Por Frederico Lyra de Carvalho, CEII/Lille 3 

No último dia 04 de outubro foi comemorado o bicentenário do autor da letra da Internacional, Eugène Pottier (1816 – 1887). Operário e poeta, escreveu a letra desta que é uma das canções mais conhecidas ainda hoje no mundo, – não é pouca coisa no mundo contemporâneo das banalidades musicais esta canção ainda ser tão conhecida – mas infelizmente morreu nove meses antes dela ser transformada em música por Pierre Degeyter. Aparentemente a Internacional foi escrita tendo em mente a melodia da Marseillesa – ainda era um tempo em que esta canção, hoje hino da França, representava a Revolução Francesa, e não a república francesa atual. O destino da letra é fascinante pois, ao longo dos anos, ela foi traduzida em dezenas de idiomas e adotada oficialmente ou não como hino de países, partidos e grupos políticos.


Apenas a partir de 1904 ela se tornou hino da Internacional. A poesia é composta de 6 estrofes de 8 versos, além do refrão de 4 versos. A versão em português é bastante fiel, contendo versões das 6 estrofes do original em francês. Porém, a primeira versão Russa de 1902 continha apenas 3 estrofes, a segunda, pós-revolucionária, foram acrescentadas as três que faltavam. Todavia, durante o regime Stalinista a 5a estrofe era omitida. O tempo verbal foi atualizado, onde o futuro passou a ser presente. A versão britânica também só possui 3 estrofes, já a norte-americana 5. Uma história do comunismo poderia ser escrita através dessa canção, um documentário já existe.

 Pottier tem uma biografia bastante interessante. Ele fez parte ativa das revoluções de 1848 e da Comuna de Paris em 1871. Nesta última teve um papel de destaque tendo sido inclusive prefeito da sub-prefeitura do 2º arrondissement parisiense, cargo que exerceu até o final da semana sangrenta. Conseguindo escapar do massacre final, Pottier foge inicialmente para a Bélgica para logo em seguida se exilar na Inglaterra e nos Estados-Unidos. Só voltaria para a França, anistiado, em 1880. Retratando a sua própria evolução política, o poeta dizia que em 1832 era republicano e em 1840 socialista, já em 1885 ele se definia como comunista e anarquista. Com duas revoluções nas costas, não restavam dúvidas. O cortejo do seu enterro foi acompanhado por aproximadamente 10 mil pessoas, boa parte portando bandeiras vermelhas. Como não poderia ser diferente em um enterro de um communard desta importância, a polícia francesa interferiu no enterro tentando tomar estas bandeiras dos camaradas. Nem no caixão a caminho do cemitério do Père Lachaise o poeta teve sossego. No meio da confusão foram presos vários camaradas, entre eles o socialista Jules Joffrin que, por sua vez, seria assassinado nas vésperas da primeira guerra mundial.
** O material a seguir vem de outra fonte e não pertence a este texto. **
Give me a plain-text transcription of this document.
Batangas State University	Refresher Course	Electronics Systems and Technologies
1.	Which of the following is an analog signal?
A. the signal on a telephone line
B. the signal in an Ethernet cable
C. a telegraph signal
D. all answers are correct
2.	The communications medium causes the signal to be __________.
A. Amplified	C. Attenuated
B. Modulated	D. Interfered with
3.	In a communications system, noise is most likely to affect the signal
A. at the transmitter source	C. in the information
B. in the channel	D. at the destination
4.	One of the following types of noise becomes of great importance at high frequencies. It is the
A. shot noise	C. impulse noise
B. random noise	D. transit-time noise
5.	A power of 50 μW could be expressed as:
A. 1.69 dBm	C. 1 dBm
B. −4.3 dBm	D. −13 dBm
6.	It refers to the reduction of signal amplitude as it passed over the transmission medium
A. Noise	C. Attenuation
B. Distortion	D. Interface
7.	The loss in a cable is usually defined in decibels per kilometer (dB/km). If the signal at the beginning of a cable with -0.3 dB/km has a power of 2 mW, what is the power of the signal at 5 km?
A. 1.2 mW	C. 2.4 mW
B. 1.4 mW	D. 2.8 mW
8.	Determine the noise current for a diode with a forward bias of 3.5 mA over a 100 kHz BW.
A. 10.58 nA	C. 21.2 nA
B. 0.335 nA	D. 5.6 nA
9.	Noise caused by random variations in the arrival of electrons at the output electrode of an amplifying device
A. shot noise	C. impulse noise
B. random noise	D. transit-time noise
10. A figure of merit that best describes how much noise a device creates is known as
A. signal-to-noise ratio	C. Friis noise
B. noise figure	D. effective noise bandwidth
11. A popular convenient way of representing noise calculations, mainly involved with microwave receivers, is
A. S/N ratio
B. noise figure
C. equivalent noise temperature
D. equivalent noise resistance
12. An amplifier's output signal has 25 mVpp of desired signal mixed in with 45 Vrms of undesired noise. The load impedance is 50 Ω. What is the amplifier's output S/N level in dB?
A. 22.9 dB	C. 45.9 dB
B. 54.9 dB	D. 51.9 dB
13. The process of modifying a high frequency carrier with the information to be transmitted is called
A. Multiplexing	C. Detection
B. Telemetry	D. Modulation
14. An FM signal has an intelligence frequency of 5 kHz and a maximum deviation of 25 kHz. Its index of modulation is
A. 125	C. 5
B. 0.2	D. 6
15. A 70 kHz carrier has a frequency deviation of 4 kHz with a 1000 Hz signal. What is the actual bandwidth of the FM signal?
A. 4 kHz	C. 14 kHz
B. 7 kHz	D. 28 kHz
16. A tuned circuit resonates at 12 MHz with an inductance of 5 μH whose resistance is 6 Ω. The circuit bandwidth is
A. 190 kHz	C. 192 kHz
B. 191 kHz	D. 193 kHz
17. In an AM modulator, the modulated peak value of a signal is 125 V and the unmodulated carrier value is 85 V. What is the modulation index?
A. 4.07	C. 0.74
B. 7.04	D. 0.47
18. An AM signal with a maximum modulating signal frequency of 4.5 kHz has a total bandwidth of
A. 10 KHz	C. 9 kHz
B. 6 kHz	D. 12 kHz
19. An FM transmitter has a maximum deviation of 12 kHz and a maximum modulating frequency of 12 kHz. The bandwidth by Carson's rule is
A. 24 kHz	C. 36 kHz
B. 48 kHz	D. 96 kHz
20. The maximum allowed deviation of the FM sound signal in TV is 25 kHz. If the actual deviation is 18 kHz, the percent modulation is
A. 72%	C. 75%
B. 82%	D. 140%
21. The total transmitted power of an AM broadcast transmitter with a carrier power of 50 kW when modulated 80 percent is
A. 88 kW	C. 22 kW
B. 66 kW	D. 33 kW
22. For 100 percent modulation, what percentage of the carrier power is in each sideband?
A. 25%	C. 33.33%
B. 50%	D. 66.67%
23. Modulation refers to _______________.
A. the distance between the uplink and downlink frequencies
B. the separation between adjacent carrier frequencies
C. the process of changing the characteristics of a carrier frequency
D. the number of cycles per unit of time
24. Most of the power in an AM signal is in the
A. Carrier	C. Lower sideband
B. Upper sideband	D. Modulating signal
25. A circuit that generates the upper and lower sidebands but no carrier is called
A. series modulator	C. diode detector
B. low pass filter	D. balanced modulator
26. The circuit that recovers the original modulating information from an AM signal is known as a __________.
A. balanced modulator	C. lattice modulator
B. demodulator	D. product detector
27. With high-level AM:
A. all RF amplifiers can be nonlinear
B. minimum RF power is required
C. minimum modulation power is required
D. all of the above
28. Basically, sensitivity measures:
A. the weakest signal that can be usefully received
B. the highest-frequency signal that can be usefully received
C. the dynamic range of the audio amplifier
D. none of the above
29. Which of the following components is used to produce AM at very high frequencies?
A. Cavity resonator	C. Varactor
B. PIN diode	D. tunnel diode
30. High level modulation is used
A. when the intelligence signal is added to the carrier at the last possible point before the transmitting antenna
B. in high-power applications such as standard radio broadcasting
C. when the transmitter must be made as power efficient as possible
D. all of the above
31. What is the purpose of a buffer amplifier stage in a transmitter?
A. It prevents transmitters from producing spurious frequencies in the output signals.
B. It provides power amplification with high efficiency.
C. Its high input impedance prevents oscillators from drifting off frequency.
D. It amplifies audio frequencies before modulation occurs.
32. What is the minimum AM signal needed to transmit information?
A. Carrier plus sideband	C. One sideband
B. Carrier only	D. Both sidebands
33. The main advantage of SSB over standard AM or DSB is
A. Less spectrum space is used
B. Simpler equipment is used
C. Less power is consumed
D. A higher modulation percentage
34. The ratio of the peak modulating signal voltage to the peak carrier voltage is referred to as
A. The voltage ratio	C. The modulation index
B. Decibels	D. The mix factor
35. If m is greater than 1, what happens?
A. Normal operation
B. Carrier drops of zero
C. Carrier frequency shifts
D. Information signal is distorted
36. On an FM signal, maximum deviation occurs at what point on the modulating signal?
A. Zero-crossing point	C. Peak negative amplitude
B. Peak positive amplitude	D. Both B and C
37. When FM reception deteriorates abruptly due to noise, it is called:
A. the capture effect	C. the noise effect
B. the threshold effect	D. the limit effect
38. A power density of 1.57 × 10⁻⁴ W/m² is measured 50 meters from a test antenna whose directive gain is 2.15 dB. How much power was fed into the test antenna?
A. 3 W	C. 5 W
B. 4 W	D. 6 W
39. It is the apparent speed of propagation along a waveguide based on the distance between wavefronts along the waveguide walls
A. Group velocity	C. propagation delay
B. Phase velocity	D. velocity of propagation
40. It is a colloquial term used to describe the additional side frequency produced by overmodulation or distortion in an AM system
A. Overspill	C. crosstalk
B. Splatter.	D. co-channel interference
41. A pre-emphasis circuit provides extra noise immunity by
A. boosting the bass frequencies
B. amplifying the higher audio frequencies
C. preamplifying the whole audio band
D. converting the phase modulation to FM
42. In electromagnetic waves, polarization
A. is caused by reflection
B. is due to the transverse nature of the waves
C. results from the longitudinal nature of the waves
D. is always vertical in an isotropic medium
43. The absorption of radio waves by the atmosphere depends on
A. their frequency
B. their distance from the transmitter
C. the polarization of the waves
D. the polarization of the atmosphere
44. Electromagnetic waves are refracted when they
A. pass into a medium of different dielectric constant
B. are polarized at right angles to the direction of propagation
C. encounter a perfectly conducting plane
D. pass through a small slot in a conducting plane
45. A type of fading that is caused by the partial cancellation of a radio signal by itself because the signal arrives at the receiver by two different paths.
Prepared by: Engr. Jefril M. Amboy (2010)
Meses antes de morrer algumas das poesias de Pottier forma compiladas por amigos em um volume intitulado: Cantos Revolucionários.

Feito esse ponto sobre o poeta e dada a devida e merecida homenagem, podemos observar que, para a posteridade, o personagem que mais nos interessa é Degeyter, ou melhor, não exatamente ele, mas a melodia por ele composta para dar suporte musical para a poesia de Pottier. Pouca gente, mesmo entre os mais radicais comunistas, conhece de memória a letra completa da canção da Internacional. Assim como acontece com as canções pop’s que tocam nas rádios, a maioria só conhece o refrão. Por outro lado, muita gente, incluindo vários não-comunistas são capazes de cantar a melodia de Degeyter e, sobretudo, reconhece-la instantaneamente. A associação com o espectro (a toupeira ou o Kraken) é imediata. É a melodia que unifica as dezenas de versões que esta canção possui nas mais distintas línguas. Poderíamos, sem muita dificuldade, imaginar comunistas de todos o mundo cantando esta canção em uníssono cada um na sua respectiva língua, seria uma verdadeira Torre de Babel. Um coral gigantesco onde um não entenderia o outro mas, reconhecendo aquela simples melodia, saberia instantaneamente que aquele outro é um camarada. E não é improvável que isto já tenha acontecido em algum momento da história.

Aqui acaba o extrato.